Making early childhood education a priority

This week, we created the Louisiana Early Childhood Education Fund through my bill, HB 584. This creates a state match fund, which rewards local governments for investing in high quality early childhood education and expanding access to low-income families.

Science shows that brain development from the ages of 0 to 3 is crucial and a foundation of quality early learning leads to greater success in kindergarten and higher graduation rates. But in Louisiana, quality child care assistance has been cut by 70% since 2008, while the number of households with both parents in full employment has grown to 70%, making the need for such care even greater.

But this is no small expense-quality child care is close to the average cost of public college tuition. Less than 15% of low-income families with children under age 4 can access any publicly funded early childhood programs. So those parents make a decision and do the best they can, often forced to send their children to low quality care centers, if anywhere at all. And now, 40% of our children enter kindergarten already behind, making it nearly impossible for those students to catch up and perpetuating the cycles of poverty.

Early childhood education is not only critical to a child’s success in school, but also in future outcomes of social behavior.
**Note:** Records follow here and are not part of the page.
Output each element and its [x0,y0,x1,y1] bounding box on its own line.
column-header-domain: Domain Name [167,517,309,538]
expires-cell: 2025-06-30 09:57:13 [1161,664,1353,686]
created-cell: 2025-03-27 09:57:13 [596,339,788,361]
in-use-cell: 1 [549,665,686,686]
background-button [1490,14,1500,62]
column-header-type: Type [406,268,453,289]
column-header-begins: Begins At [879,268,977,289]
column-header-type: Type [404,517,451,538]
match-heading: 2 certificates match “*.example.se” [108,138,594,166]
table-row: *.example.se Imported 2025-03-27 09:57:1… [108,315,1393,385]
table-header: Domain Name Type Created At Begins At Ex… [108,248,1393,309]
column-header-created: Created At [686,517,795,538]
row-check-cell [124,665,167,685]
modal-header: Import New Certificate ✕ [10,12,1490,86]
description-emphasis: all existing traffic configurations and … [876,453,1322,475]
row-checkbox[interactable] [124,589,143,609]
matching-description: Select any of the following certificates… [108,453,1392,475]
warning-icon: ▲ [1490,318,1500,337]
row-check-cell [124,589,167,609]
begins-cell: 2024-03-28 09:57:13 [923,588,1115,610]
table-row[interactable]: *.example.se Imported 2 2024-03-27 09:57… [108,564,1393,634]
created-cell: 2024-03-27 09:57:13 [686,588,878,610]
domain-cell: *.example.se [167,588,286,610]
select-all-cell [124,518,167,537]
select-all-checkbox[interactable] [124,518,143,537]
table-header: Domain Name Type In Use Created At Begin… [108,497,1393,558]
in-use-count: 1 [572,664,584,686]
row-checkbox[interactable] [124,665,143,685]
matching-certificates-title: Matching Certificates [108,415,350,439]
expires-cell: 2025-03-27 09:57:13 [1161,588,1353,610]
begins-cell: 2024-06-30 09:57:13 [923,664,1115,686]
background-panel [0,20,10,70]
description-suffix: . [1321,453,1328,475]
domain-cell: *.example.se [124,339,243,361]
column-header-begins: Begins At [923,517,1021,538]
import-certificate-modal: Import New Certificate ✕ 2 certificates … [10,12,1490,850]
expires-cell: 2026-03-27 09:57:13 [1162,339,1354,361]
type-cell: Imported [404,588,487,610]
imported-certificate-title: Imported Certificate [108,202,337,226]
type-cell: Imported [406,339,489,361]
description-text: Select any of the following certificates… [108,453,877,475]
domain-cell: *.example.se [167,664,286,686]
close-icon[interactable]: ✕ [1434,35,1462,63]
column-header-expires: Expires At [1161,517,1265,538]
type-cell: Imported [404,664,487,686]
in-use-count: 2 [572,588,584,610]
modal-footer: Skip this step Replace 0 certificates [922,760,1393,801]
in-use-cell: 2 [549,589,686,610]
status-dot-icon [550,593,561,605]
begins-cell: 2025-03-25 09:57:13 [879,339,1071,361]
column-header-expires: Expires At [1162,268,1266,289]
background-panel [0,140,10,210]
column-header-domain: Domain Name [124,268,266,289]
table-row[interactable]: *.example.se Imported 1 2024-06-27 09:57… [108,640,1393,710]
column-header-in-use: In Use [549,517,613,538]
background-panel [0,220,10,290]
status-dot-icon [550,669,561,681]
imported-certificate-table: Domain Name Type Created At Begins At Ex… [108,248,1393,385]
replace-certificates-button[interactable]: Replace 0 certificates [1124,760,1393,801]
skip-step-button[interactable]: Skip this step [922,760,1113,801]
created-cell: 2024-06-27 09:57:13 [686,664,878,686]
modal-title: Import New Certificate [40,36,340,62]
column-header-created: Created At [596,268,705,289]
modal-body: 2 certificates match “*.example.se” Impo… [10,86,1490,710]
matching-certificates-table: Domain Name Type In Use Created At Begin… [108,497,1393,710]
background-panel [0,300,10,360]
At a time when we are suffering unusually high rates of homicide and violence, we can’t start at the moments of tragedy-they are now upon us and far too frequent. We have to start from the beginning.

The beginning is when our children are impressionable and their brains are still forming, when they need attention and stimulation. Ages 0-4 are when they should be nurtured, not abandoned. Just as our needs at this age are universal, the direct and indirect effects of poor early childhood education affect everyone in the community.

This has been a hard week for us to watch the news and, in many neighborhoods, to walk out of our front doors. The violence is deafening and the despair is palpable, but I have always firmly believed that early childhood education is the single most important investment our state can make that can and will have a dramatic impact on all of our lives. The Early Childhood Education Fund is my offer of hope and an opportunity for us to start from the beginning, where it truly matters.